Lac Taihu, WuXi, la pollution continue

Publié le par Brice Pedroletti - Le monde

>>> Le combat du Chinois Wu Lihong contre les pollueurs du lac Taihu

On parvient au village du militant écologique Wu Lihong par une étroite route en ciment qui traverse les rizières. Nous sommes à Zhoutie, province du Jiangsu, à quelques kilomètres du lac Taihu, déclaré zone sinistrée depuis que, fin mai, une mousse verte issue d'une réaction bactérienne à la pollution l'a littéralement asphyxié.

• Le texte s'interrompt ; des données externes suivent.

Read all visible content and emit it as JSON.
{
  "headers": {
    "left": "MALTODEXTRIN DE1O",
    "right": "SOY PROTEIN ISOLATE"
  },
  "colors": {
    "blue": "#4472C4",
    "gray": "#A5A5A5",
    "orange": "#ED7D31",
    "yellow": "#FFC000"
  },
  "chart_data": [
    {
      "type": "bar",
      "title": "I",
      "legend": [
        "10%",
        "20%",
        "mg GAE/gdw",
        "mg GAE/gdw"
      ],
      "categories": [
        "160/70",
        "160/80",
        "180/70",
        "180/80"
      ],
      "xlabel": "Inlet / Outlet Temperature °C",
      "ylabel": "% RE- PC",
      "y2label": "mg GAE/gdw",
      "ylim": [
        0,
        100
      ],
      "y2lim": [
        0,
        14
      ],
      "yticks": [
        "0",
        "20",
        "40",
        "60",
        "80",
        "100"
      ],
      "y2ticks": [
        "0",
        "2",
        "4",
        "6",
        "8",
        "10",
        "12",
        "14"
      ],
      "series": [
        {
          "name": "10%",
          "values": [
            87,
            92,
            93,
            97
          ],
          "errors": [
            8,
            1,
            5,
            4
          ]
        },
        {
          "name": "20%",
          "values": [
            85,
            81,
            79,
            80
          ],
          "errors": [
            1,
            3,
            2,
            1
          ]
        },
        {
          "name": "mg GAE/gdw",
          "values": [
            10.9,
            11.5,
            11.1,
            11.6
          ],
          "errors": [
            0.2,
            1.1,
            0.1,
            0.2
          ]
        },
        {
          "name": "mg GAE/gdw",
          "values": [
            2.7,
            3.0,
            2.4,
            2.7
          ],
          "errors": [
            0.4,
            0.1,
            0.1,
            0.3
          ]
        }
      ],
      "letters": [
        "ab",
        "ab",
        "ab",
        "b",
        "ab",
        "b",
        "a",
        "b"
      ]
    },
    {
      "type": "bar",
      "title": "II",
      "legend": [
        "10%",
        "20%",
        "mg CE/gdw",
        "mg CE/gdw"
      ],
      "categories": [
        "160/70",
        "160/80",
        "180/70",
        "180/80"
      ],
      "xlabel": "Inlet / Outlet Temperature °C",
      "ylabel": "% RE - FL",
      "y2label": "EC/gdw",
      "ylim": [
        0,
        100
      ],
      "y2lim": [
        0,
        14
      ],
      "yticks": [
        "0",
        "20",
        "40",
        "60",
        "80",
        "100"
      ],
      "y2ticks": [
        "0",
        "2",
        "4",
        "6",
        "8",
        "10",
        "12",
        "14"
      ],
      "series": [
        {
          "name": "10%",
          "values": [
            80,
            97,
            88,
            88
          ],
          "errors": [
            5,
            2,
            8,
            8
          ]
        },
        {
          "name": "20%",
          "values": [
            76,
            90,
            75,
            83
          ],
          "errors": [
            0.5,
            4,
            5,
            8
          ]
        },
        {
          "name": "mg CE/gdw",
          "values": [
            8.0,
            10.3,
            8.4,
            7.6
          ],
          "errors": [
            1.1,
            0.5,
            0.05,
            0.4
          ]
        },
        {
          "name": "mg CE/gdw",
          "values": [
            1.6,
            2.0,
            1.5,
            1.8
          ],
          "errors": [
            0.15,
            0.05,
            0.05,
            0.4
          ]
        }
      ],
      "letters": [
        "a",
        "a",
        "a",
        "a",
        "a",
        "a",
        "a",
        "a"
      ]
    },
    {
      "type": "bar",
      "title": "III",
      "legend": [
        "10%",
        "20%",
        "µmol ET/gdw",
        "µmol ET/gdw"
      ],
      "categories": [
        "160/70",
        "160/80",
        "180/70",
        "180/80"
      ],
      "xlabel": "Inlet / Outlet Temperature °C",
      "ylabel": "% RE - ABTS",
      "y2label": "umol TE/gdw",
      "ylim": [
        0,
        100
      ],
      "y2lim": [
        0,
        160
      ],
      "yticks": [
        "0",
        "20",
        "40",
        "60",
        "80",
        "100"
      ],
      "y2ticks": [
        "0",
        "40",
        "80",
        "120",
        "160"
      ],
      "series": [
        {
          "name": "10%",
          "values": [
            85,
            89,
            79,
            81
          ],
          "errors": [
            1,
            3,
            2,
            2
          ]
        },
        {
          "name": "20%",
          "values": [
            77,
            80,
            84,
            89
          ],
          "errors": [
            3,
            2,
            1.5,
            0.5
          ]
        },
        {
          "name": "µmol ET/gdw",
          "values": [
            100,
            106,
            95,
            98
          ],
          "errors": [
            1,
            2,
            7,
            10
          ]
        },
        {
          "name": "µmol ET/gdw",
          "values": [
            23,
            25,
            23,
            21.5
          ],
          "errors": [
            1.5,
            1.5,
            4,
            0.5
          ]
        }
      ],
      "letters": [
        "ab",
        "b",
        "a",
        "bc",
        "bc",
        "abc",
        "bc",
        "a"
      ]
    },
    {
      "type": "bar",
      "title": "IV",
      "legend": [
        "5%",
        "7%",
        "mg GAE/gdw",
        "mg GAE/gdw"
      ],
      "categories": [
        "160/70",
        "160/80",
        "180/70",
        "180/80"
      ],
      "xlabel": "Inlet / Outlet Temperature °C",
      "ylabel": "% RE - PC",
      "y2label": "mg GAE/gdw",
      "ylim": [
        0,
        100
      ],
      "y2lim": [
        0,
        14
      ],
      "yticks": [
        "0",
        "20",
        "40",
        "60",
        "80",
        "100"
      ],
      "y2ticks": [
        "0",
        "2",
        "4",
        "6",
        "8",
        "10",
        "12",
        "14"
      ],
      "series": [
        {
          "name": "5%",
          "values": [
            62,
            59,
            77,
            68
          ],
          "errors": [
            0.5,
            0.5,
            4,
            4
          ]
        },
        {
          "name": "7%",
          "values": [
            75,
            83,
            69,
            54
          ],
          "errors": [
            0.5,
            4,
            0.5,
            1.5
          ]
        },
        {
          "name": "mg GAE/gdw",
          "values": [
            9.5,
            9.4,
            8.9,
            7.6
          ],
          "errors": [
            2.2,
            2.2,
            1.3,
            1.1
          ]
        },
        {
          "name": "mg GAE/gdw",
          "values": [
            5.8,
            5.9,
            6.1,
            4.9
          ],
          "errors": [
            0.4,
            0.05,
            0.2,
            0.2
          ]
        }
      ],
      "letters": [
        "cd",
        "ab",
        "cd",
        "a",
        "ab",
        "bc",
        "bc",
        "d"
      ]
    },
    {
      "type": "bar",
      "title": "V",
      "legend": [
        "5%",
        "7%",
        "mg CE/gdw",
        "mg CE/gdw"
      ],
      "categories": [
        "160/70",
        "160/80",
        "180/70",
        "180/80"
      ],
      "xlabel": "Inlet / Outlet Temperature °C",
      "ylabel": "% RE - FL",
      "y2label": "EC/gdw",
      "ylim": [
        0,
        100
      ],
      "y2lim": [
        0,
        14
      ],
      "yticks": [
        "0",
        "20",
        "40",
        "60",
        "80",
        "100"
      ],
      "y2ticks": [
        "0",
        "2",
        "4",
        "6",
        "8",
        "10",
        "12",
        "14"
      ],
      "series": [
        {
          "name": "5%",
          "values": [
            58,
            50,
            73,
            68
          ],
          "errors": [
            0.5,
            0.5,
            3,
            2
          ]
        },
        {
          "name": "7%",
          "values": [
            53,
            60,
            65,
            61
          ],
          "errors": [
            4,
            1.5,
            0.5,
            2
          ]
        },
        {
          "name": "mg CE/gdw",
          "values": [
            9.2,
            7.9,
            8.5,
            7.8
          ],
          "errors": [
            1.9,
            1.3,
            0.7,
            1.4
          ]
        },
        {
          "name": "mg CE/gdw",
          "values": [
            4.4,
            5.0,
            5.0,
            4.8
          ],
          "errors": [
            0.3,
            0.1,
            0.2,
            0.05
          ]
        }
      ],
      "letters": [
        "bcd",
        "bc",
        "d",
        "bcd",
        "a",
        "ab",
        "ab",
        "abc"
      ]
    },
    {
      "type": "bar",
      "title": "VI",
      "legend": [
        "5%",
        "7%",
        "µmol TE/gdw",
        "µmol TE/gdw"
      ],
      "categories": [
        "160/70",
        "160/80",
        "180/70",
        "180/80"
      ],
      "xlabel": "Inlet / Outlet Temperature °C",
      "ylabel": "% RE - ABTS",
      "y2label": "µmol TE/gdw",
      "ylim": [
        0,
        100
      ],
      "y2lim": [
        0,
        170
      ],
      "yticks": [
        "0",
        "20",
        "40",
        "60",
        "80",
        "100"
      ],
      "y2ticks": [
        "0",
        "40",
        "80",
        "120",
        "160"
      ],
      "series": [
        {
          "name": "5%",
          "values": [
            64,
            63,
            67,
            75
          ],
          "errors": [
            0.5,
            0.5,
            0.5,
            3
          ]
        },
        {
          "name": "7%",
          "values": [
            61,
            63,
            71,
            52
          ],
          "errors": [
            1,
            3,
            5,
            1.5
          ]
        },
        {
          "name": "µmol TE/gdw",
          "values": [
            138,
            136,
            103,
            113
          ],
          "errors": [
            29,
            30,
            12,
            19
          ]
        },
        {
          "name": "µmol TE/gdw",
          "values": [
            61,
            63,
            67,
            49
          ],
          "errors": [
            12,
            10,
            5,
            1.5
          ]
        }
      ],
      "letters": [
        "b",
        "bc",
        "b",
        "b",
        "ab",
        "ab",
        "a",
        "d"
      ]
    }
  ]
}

Il y a bientôt trois mois que Wu Lihong, 39 ans, est en prison à Yixing, l'agglomération voisine. Avec ses dizaines d'usines chimiques, ses mauvaises routes et ses camionnettes à trois roues surchargées de matériel, Yixing est l'arrière-cour de Wuxi, la métropole industrielle du Jiangsu, au coeur du delta du Yangze. Depuis dix ans, Wu Lihong se bat contre les pollueurs d'Yixing, pour beaucoup d'anciennes sociétés municipales aujourd'hui privatisées et protégées par de puissants groupes d'intérêts locaux. Leurs rejets sauvages sont en grande partie responsables de la pollution du troisième plus grand lac chinois.

Xu Jiehua, la femme de Wu Lihong, est elle-même surveillée par quatre hommes en civil qui la suivent dans tous ses déplacements. Elle n'a pas pu voir son mari, ni lui parler depuis son arrestation, le 13 avril : "Ils étaient cinquante, en civil, et sont arrivés à 21 h 30. Ils n'ont pas osé venir en plein jour de peur que les gens protestent." Fin mai, quand l'écosystème du lac Taihu a rendu l'âme et que les algues malodorantes ont fini d'envahir les robinets des habitations, privant d'eau quelque 2 millions de personnes à Wuxi, les paysans de Zhoutie lui ont dit : "Voilà ce qui arrive quand Wu Lihong n'est plus là pour surveiller la pollution."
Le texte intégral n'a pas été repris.